A number of milestones where crossed this week. The most significant is the completion of the rollout in all North American (7) warehouses, the second is the completion of the design draft, the filing of my 2011 income tax and the completion of housework before my wife arrived from vacation last night. I also cleaned my white board (full of graffiti for at least 6 months) and completed reading some overdue magazines at my desk plus worked on my first cross word puzzle as an aging adult. I also had a chance to look at the pictures, read the article, watched the PowerPoint presentation and video of an important meeting I missed a week ago when I was in Michigan. Next Monday I will get a new lap top computer, discuss my objectives for this year as well as a performance review for the past year with my current and former boss. I feel that I am about to turn a corner, considering also that I started a process last week to re-finance my housing loan from a 30 year variable mortgage to a 15 year fixed term loan. I cannot help but feel that a watershed event has been crossed, moving towards a different and exciting year ahead with new projects and, hopefully, more learning and travel.

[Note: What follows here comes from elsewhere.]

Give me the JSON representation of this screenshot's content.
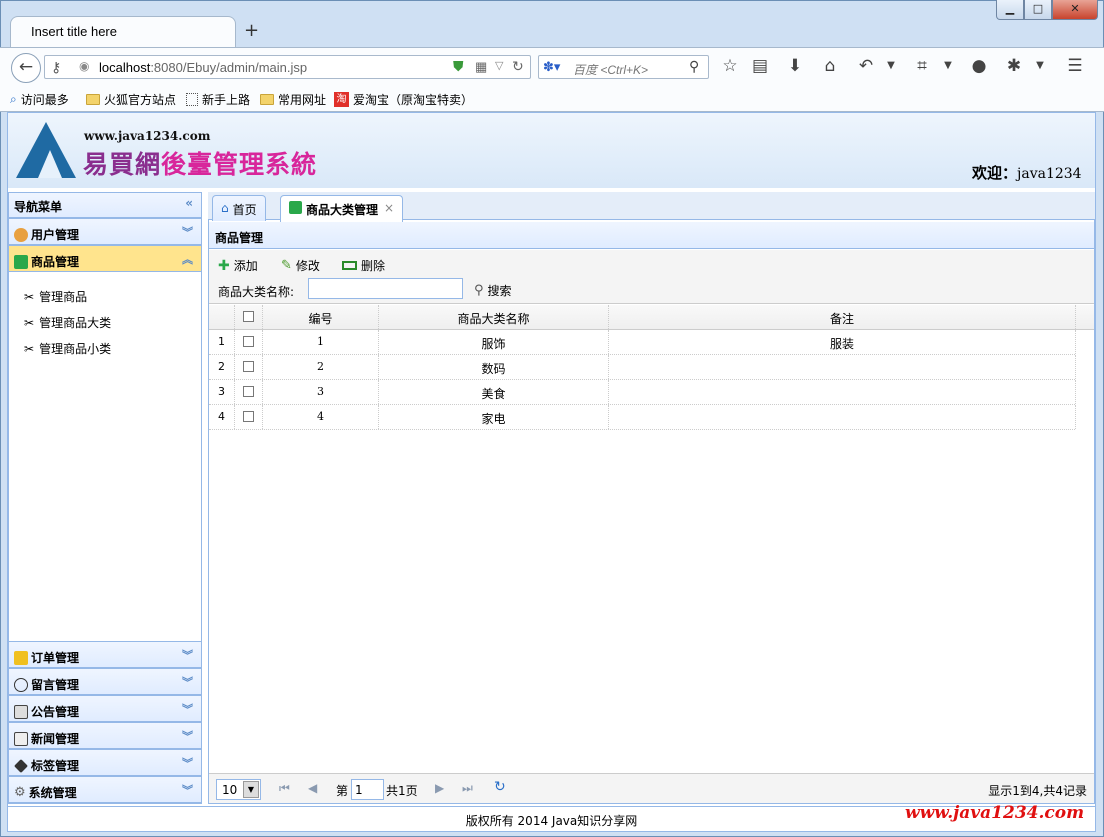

It’s the year of the dragon after all, the most significant astrological sign in the Chinese New Year, a year that portends change; but glad to note that my birth year – the year of the rabbit – bodes well under the dragon year but with some challenges. Yesterday I attended an audit with some foreign auditors, skilled interviewers checking on our work, thinking that I answered their questions well, together with the other analysts in our department, thinking that I am ahead of my game after working in the same position for many years now. I can also be considered a veteran, working for 17 years in the company, all those years in information technology, experiencing the waves of changes sweeping the department as new trends, new leaders brought forth new ideas, different ways of doing things and so on, emerging years later after the last major convulsion in a new job at a new office across the Pacific ocean and into the new world. It feels like it was only now that I begun to grasp the changes that have gone through my life and work, the significance of what I had weathered; maybe after some quiet time after the completion of my major project and solitude during my wife’s absence.
I had a chance to assess where I was at this stage, looked at the progress I had at Toastmasters, classes attended in creative writing and the certification at my job. There is an opportunity being offered for a new role, something that I still have to think about when extended, feeling challenged and eager to go ahead. But this morning I felt drained, attended a meeting in the morning and felt shy amongst the other big guns in the department; a similar feeling before - a sense of being overwhelmed as head of my local club, a feeling of inadequacy. It’s like I needed to replenish the well that is now empty; the water drained out; maybe my years of rushing forward at projects with ‘the seat of my pants’ method; feeling that the stress has finally come to haunt me. It’s like all the ideas have been exhausted and a time of renewal is needed; a vacation, a hike in the hills, playing golf or travel to distant lands. But I soon received a mail about a delivery of the new software baseline, more testing is needed, back to the old game but with different eyes. It feels like the world has changed around me, people looking at me differently, my awareness increased like a battle is about to commence, the stillness before the coming explosion.